Author: Pradeep Bhetwal, Wookjin Choi, Adam Dicker, Rupesh Ghimire, Yingcui Jia, Lauren Nkwonta, Yevgeniy Vinogradskiy, Wentao Wang, Maria Werner-Wasik 👨🔬
Affiliation: Thomas Jefferson University 🌍
Purpose: Multi-disciplinary clinics are becoming standard of care for patients with lung cancer treated with SBRT. To improve clinical decision support in a multi-disciplinary clinic, it would be beneficial to have information available on doses to organs at risk (OAR). However, doses to OARs are not available at the time of a multi-disciplinary clinic as the treatment plan has not been made yet. The purpose of this work was to develop an AI-based dose prediction algorithm using only a diagnostic PET/CT scan for lung SBRT.
Methods: 112 patients in different stages of lung cancer treated with SBRT were analyzed. Doses from the planning CT images were rigidly registered to the PET/CT images. OAR contours were auto-segmented using MIM ProtegeAI on planning CT, transferred to PET/CT, and converted into binary OAR masks. Two types of AI model architectures, UNET and Attention UNET, were trained on retrospective PET/CT or PET only or CT only inputs along with the OAR masks to predict dose distribution. Data were randomly split into 80% training and 20% for validation.
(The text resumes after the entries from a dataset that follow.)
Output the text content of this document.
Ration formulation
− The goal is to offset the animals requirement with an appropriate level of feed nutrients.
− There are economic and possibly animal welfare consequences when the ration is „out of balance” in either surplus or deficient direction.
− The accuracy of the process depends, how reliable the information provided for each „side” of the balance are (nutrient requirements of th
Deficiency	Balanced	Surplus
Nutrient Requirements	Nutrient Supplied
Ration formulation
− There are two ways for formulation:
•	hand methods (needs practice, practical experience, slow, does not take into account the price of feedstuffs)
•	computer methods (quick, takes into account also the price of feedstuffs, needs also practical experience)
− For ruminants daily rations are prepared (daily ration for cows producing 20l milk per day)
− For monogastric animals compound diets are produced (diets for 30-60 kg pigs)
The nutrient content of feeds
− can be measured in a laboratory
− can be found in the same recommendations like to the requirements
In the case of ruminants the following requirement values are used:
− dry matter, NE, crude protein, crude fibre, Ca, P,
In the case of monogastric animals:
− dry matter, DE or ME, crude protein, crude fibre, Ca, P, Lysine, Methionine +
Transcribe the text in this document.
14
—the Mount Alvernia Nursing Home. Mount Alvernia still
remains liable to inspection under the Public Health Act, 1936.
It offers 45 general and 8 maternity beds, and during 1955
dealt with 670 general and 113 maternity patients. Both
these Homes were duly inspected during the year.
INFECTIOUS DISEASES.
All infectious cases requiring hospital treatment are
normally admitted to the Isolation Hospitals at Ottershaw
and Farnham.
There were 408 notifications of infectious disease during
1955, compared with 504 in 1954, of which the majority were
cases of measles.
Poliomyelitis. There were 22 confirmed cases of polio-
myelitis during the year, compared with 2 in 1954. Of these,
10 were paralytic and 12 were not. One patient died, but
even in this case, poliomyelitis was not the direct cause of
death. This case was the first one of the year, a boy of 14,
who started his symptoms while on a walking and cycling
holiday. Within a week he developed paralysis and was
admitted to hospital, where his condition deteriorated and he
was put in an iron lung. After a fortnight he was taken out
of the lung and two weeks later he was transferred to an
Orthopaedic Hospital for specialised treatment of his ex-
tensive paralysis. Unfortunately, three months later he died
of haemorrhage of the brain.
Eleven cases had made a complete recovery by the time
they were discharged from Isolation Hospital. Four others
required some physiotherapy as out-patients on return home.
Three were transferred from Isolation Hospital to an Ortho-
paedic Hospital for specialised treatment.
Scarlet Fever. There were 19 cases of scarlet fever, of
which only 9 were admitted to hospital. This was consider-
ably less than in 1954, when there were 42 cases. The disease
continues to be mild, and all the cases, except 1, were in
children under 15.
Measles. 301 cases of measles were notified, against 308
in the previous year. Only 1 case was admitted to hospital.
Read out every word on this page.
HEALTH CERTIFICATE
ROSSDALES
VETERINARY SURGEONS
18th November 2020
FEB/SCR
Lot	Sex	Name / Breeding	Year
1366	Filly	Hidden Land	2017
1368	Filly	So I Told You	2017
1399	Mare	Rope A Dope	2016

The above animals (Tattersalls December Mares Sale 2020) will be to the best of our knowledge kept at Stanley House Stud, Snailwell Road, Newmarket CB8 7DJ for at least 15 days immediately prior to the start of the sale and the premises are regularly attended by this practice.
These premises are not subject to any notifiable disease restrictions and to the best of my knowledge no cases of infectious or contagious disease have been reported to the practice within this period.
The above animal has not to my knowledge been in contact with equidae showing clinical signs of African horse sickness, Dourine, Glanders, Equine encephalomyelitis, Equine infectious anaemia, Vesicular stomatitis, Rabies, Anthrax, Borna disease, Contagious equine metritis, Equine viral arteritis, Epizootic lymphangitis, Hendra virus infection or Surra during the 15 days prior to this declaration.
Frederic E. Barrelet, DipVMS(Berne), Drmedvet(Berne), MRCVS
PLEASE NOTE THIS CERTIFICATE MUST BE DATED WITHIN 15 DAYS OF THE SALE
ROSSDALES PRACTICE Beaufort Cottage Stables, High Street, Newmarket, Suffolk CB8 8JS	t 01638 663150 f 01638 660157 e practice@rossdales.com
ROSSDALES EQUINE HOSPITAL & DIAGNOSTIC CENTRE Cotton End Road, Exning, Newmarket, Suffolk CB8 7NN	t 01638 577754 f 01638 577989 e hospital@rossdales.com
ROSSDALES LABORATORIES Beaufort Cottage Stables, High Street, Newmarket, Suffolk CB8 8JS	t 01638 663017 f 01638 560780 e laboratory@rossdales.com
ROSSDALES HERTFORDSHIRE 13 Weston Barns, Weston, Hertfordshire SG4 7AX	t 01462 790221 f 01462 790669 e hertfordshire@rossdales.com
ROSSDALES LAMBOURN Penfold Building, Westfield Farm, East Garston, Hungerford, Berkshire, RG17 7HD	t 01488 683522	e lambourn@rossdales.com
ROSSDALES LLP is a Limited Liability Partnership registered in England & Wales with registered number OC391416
Model performance was evaluated comparing the actual clinical and UNET predicted values differences in mean heart dose (MHDD(Gy)) or Lung V20Gy(%). The values close to 0 indicate good agreement.
Results: Median MHDD (Gy) for UNET across inputs (PET/CT; CT; PET) were (-0.04±2.79Gy;0.11±3.02Gy;-0.27±2.76Gy) respectively, and for Attention UNET were (0.06±1.54Gy;0.04±2 .15Gy; 0±2.15Gy) respectively. For Lung V20Gy (%), UNET values were (3.09±2.93%;3.61±2.98%;2.94±3.63%) respectively, and Attention UNET values were (1.74±3.09%; 2.26±3.08%; 2.09±3.65%) respectively.
Conclusion: The data showed that AI, PET-CT-based models can predict doses to OARs for patients being treated with SBRT with good accuracy. The PET/CT inputs provided the best predictions, closely followed by CT only predictions. Providing OAR doses to clinicians in a multi-disciplinary setting prior to the treatment plan being created can improve clinical decision-making.